Oh one thing I will say is that babies don't develop bad habits!!! That's just something people say and it's really unhelpful. I honestly think when they're small it's so bloody hard that you should just lean into it and do what works so you can enjoy them as much as you can!

BobbyDazzler11 · 07/12/2024 02:23

@Kjsleepplease I could have written this at 4 months (probably did similar!)
My boy wasn't bf but would wake a lot.
I think you're doing all the right things and it's just waiting it out unfortunately.

I coslept part of the night (after first wake) just to get some more sleep. He fell asleep independently and all naps independent. I then just waited it out really.

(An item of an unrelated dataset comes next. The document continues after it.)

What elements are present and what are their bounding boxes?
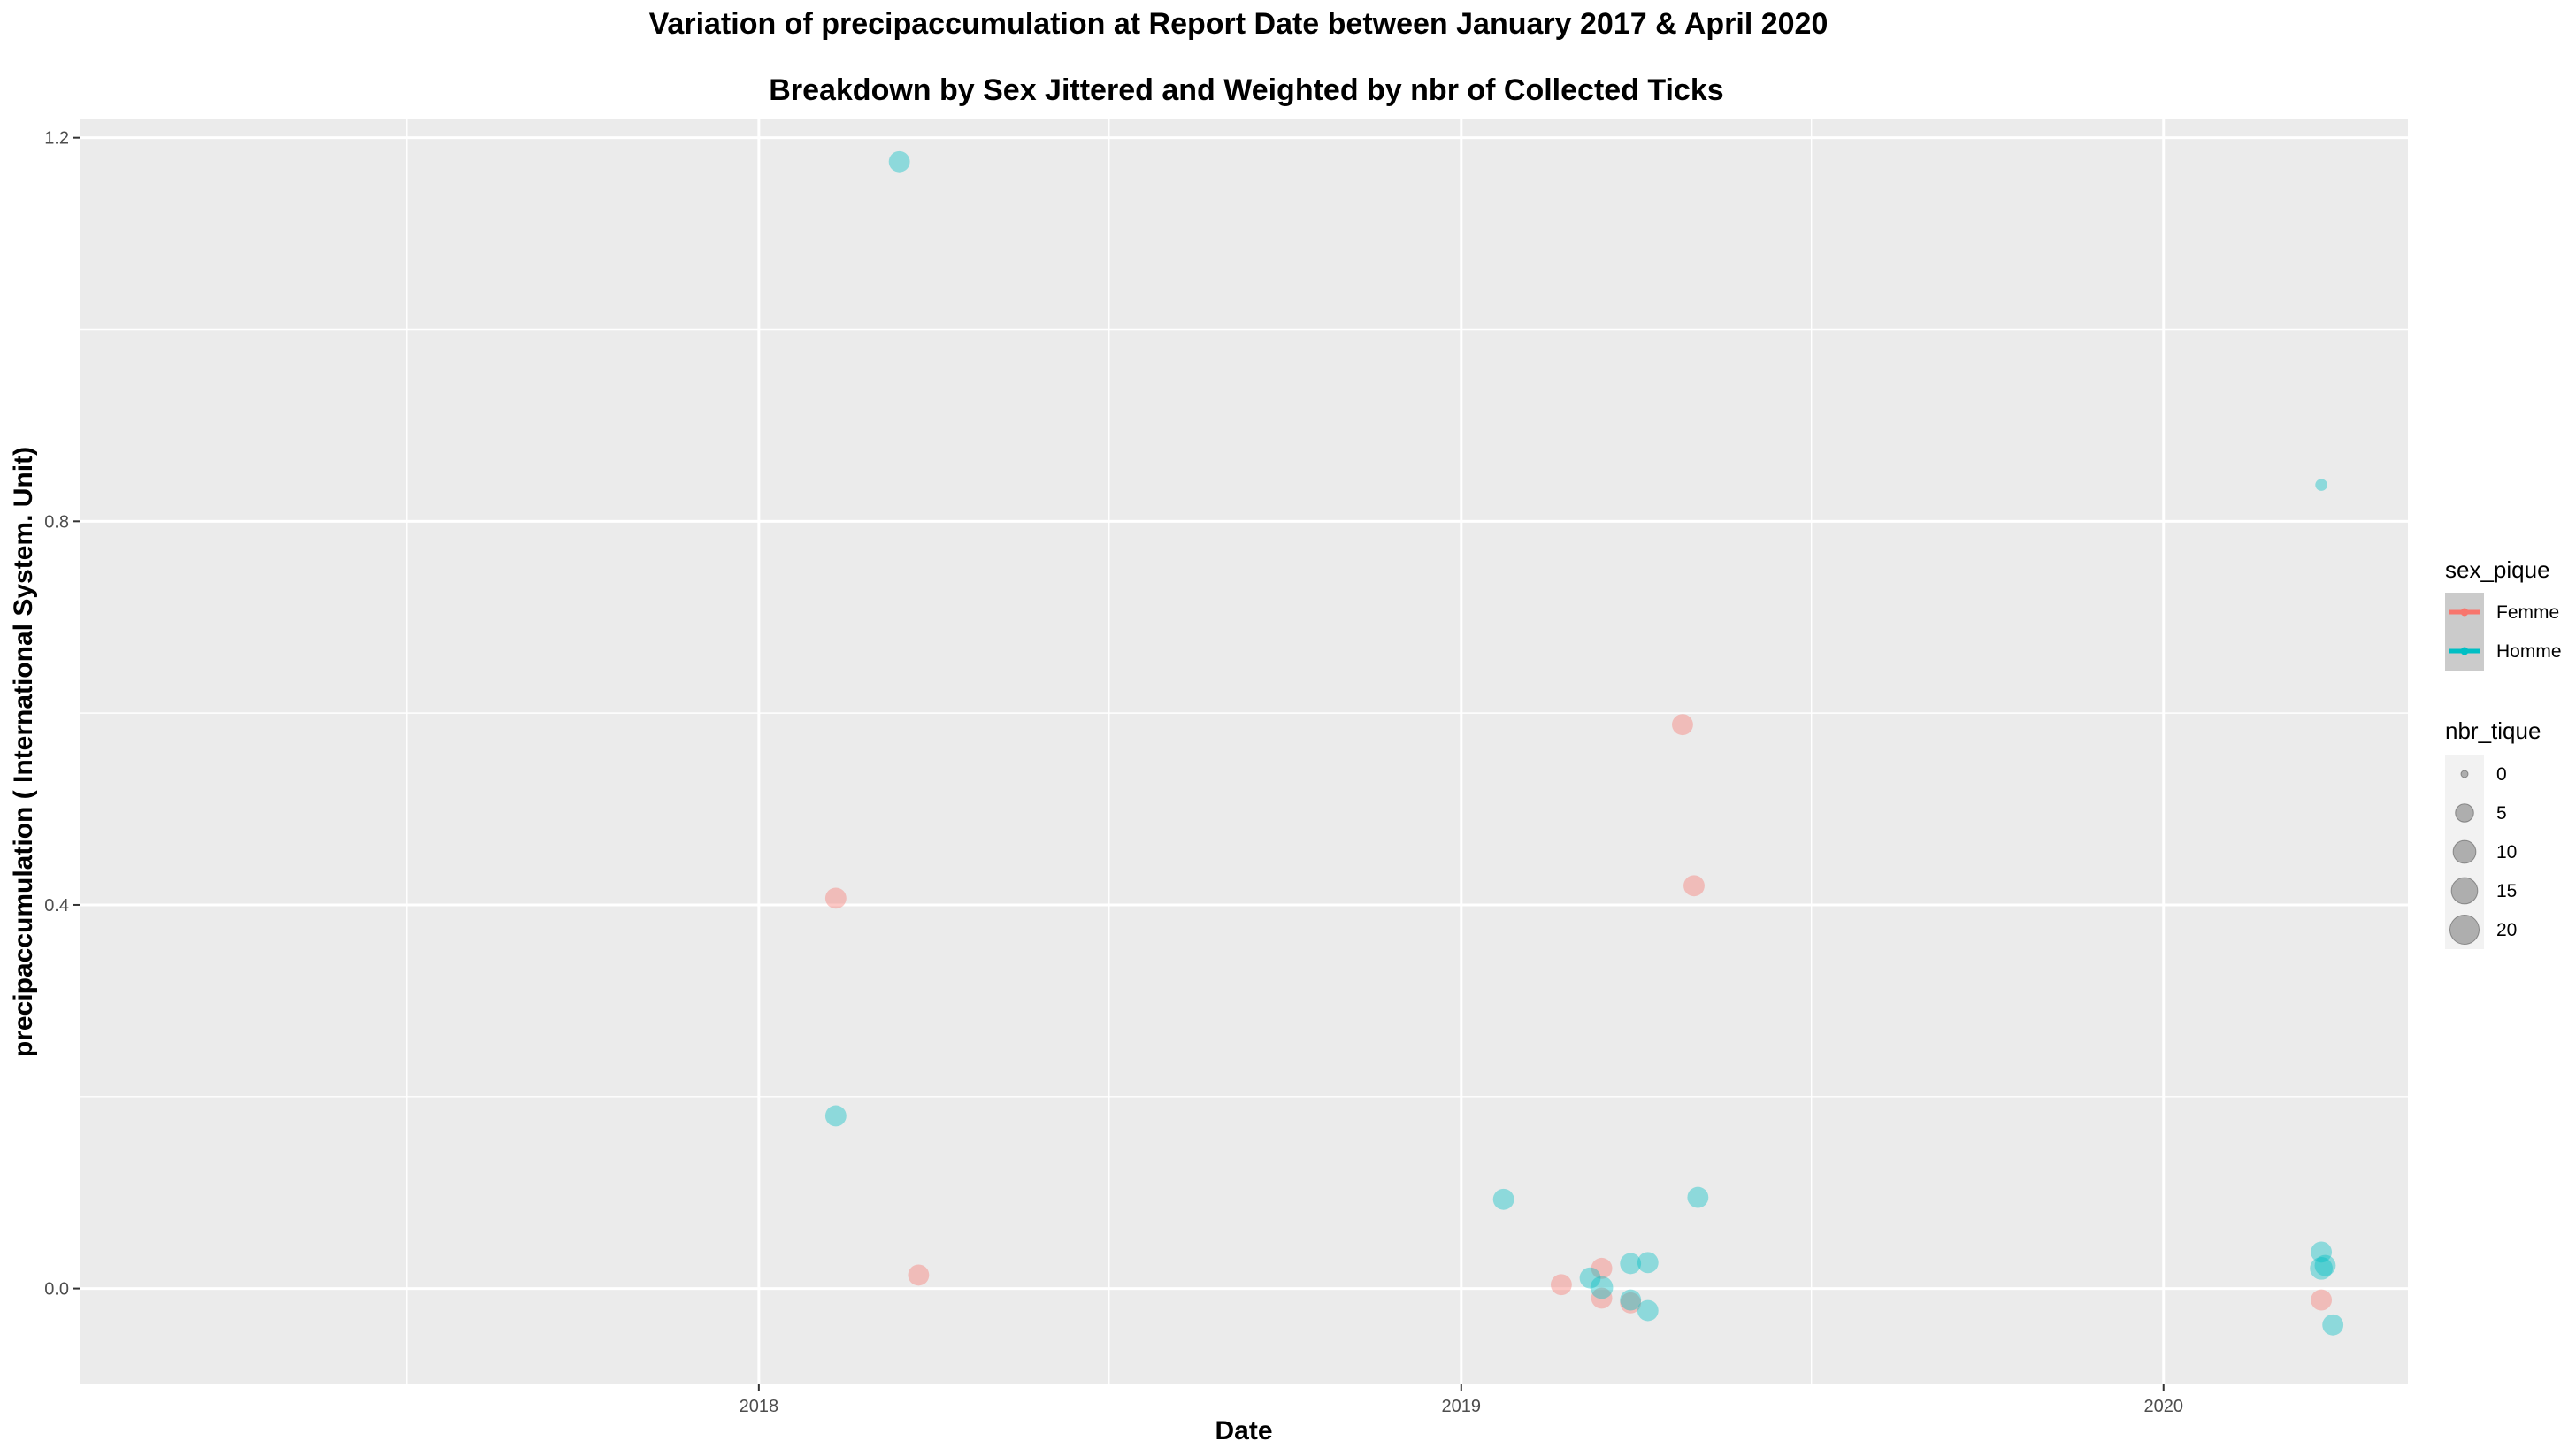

One day he started replacing his own dummy.
One day his naps went beyond 45 minutes (previously on the dot wake up!)
One day he woke once for a feed while cosleeping.
One day (around 6/7months , he didn't wake at all for a feed and stayed in his own bed all night!)

It's been a bloody dream since.
Honestly you're making such good steps for a better future in the coming weeks but it is tough while pushing through.

Kjsleepplease · 07/12/2024 22:06

This is so so reassuring to hear - thank you!! I hope it will eventually all fall into place! The last two nights I’ve just embraced co sleeping after his first wake and he’s actually done longer stretches at the start for the first time in weeks and weeks. I swear sometimes they can sense the stress we have with it all and as soon as you relax and don’t care as much they seem better?!

OP posts:
BobbyDazzler11 · 08/12/2024 15:08

@Kjsleepplease thats exactly what I did and once he didn't need a feed, he just stopped waking and cosleeping ended. I think him falling asleep alone to start is a great step!!

MooseAndSquirrelLoveFlannel · 08/12/2024 15:11

Look up the 4 month sleep regression, it's pretty common.